I realized with sudden clarity as I was falling asleep last night that that has most definitely prepared me for this. Yesterday sucked in a lot of ways, and I could choose to write that story. Chances are it would be funny and chances are many of you would go, “oh I get it. I’ve been there”. But what would be the point? If I had spent all my time bemoaning the cafeterías with stale croissants or the nights spent downstairs on a crappy couch because the epic snore fest happening upstairs had chased me out of the bed I paid for, well the story of my camino would be wildly different than it is. And I like how it turned out. So my pep talk this morning sounded a bit like this:
“Buckle up baby, cause its day 7 of this and you have at least 3 more to go. Just like the Camino, where your one goal was to walk, your one goal today is to parent. If you get anything else done, sweet, if you don’t, fuck it. It’s ok. Your one goal on the Camino was to walk and you managed to do that every day for nearly 42 days straight and you survived. There is nothing more important than parenting these girls – and frankly, it is the single most noble task any of us have ever been granted. Preparing the next generation for taking over the world. So, keep your list short, your temper long, take deep breaths, and for the love of God, make food and drink a priority. Just like the camino, this will be over one day and you can get back to whatever shit you’ve shoved onto the back burner in order to be a mom. But today is not that day sweet cheeks. It’s ok that you’re tired, and it’s ok that you feel lonely. You felt that on the camino and you made it. But you have bacon in the fridge and heavy cream for your coffee which is a hell of a lot more than you had most mornings back then. So let’s cook that shit up and simplify our goals; keep the kids alive and all our spirit high!”

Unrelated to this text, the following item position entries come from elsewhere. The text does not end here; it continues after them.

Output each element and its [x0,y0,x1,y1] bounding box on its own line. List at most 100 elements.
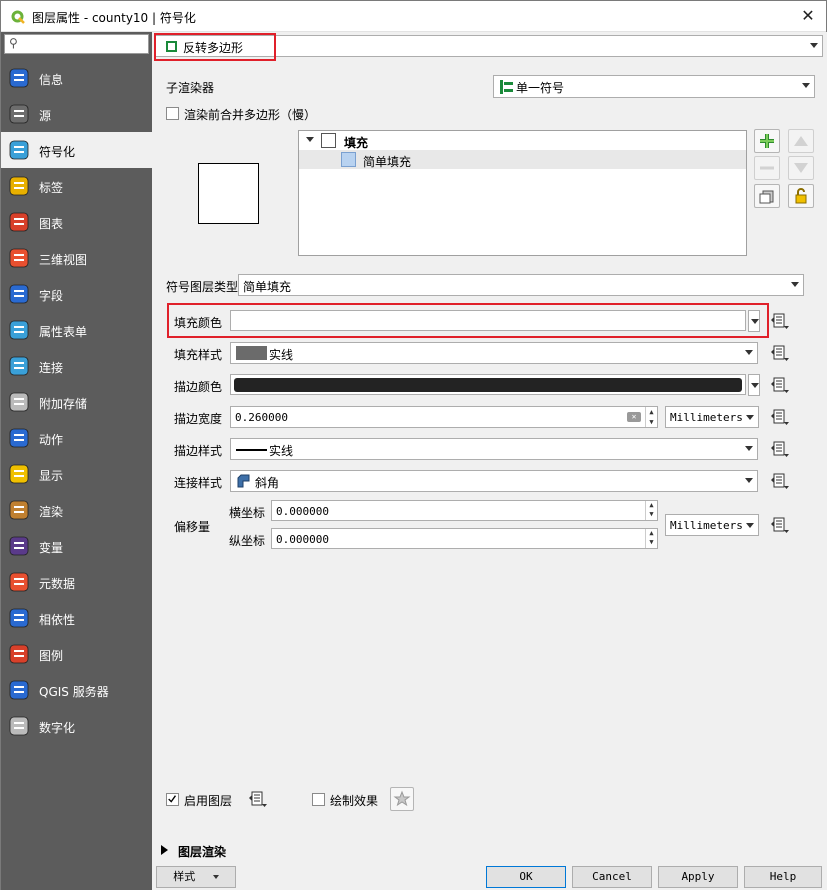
info-icon [7,66,31,90]
sidebar-item-rendering[interactable]: 渲染 [1,492,152,528]
sidebar-item-joins[interactable]: 连接 [1,348,152,384]
fill-style-override-button[interactable] [768,342,796,364]
labels-icon [7,174,31,198]
tree-root-label[interactable]: 填充 [344,134,368,151]
source-icon [7,102,31,126]
effects-settings-button[interactable] [390,787,414,811]
sidebar-item-label: 三维视图 [39,253,88,267]
sidebar-item-label: 相依性 [39,613,76,627]
sidebar-item-label: 信息 [39,73,64,87]
sidebar-item-diagrams[interactable]: 图表 [1,204,152,240]
sidebar-item-labels[interactable]: 标签 [1,168,152,204]
fill-style-select[interactable]: 实线 [230,342,758,364]
join-style-select[interactable]: 斜角 [230,470,758,492]
stroke-width-unit-select[interactable]: Millimeters [665,406,759,428]
sidebar-item-fields[interactable]: 字段 [1,276,152,312]
sidebar-item-attributes-form[interactable]: 属性表单 [1,312,152,348]
arrow-down-icon [794,163,808,173]
help-button[interactable]: Help [744,866,822,888]
sub-renderer-select[interactable]: 单一符号 [493,75,815,98]
sidebar-item-source[interactable]: 源 [1,96,152,132]
sidebar-item-label: 字段 [39,289,64,303]
sidebar-item-label: 变量 [39,541,64,555]
clear-icon[interactable]: ✕ [627,412,641,422]
ok-button[interactable]: OK [486,866,566,888]
spinbox-arrows[interactable]: ▲ ▼ [645,501,657,520]
close-icon[interactable]: ✕ [798,6,818,26]
stroke-style-override-button[interactable] [768,438,796,460]
spinbox-arrows[interactable]: ▲ ▼ [645,529,657,548]
move-up-button[interactable] [788,129,814,153]
move-down-button[interactable] [788,156,814,180]
sidebar-item-qgis-server[interactable]: QGIS 服务器 [1,672,152,708]
qgis-server-icon [7,678,31,702]
plus-icon [760,134,774,148]
sidebar-item-label: 图表 [39,217,64,231]
chevron-down-icon [746,415,754,420]
fill-style-label: 填充样式 [174,348,223,362]
actions-icon [7,426,31,450]
remove-symbol-layer-button[interactable] [754,156,780,180]
sidebar-item-dependencies[interactable]: 相依性 [1,600,152,636]
stroke-color-override-button[interactable] [768,374,796,396]
dependencies-icon [7,606,31,630]
star-icon [393,790,411,807]
duplicate-layer-button[interactable] [754,184,780,208]
sidebar-item-info[interactable]: 信息 [1,60,152,96]
offset-x-input[interactable]: 0.000000 ▲ ▼ [271,500,658,521]
stroke-style-label: 描边样式 [174,444,223,458]
apply-button[interactable]: Apply [658,866,738,888]
renderer-highlight [154,33,276,61]
stroke-width-input[interactable]: 0.260000 ✕ ▲ ▼ [230,406,658,428]
lock-color-button[interactable] [788,184,814,208]
solid-line-swatch [236,449,267,451]
stroke-color-dropdown[interactable] [748,374,760,396]
offset-y-input[interactable]: 0.000000 ▲ ▼ [271,528,658,549]
sidebar-item-symbology[interactable]: 符号化 [1,132,152,168]
data-defined-override-icon [249,791,267,807]
enable-layer-override-button[interactable] [246,788,274,810]
sub-renderer-label: 子渲染器 [166,81,215,95]
chevron-down-icon [745,478,753,483]
sidebar-item-3d-view[interactable]: 三维视图 [1,240,152,276]
symbol-layer-type-select[interactable]: 简单填充 [238,274,804,296]
stroke-width-unit-value: Millimeters [670,411,743,424]
sidebar-item-label: 渲染 [39,505,64,519]
add-symbol-layer-button[interactable] [754,129,780,153]
join-style-override-button[interactable] [768,470,796,492]
legend-icon [7,642,31,666]
tree-child-row[interactable]: 简单填充 [299,150,746,169]
duplicate-icon [759,190,774,204]
symbol-layer-type-value: 简单填充 [243,280,292,294]
sidebar-item-variables[interactable]: 变量 [1,528,152,564]
sidebar-item-digitizing[interactable]: 数字化 [1,708,152,744]
data-defined-override-icon [771,377,789,393]
draw-effects-checkbox[interactable] [312,793,325,806]
style-menu-button[interactable]: 样式 [156,866,236,888]
sidebar-item-legend[interactable]: 图例 [1,636,152,672]
offset-unit-select[interactable]: Millimeters [665,514,759,536]
3d-view-icon [7,246,31,270]
layer-rendering-header[interactable]: 图层渲染 [178,843,226,860]
sidebar-item-display[interactable]: 显示 [1,456,152,492]
sidebar-search-input[interactable]: ⚲ [4,34,149,54]
stroke-style-select[interactable]: 实线 [230,438,758,460]
draw-effects-label: 绘制效果 [330,794,379,808]
offset-override-button[interactable] [768,514,796,536]
fill-color-override-button[interactable] [768,310,796,332]
sidebar-item-label: 动作 [39,433,64,447]
data-defined-override-icon [771,441,789,457]
cancel-button[interactable]: Cancel [572,866,652,888]
sidebar-item-actions[interactable]: 动作 [1,420,152,456]
stroke-color-button[interactable] [230,374,746,395]
sidebar-item-auxiliary-storage[interactable]: 附加存储 [1,384,152,420]
stroke-width-override-button[interactable] [768,406,796,428]
symbol-preview [198,163,259,224]
fill-style-value: 实线 [269,348,294,362]
spinbox-arrows[interactable]: ▲ ▼ [645,407,657,427]
merge-polygons-checkbox[interactable] [166,107,179,120]
expand-arrow-icon[interactable] [161,845,168,855]
sidebar-item-metadata[interactable]: 元数据 [1,564,152,600]
enable-layer-checkbox[interactable] [166,793,179,806]
expand-arrow-icon[interactable] [306,137,314,142]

Now, hear me when I say that I am NOT an advocate of pretending everything is fine when it’s not or trying to “I’m ok!” oneself out of things that are NOT ok. That is a form of repression learned in childhoods steeped in a lack of safety that taught us to pretended in order to survive, and FUCK a bunch of doing that. But right now, at this moment, both of my children are asleep and OH MY GOD what a GIFT. Monday Tiziana had the energy and foresight to meal prep TWO meals, so I don’t have to juggle childcare and cooking tonight. OH MY GOD what a GIFT! And my current plans for the afternoon include laying on the couch with my snotty 2-year-old and watching the Grinch together for the 3rd time this week and even THAT is a gift. I am, generally speaking, a ball of energy whose ambition knows no bounds and who is often frustrated by the limitations of this mortal coil on my future projections.
But.
Today is not that day. My soul may have been reborn on the Camino, but it's being perfected in motherhood. And I am eternally grateful, for that.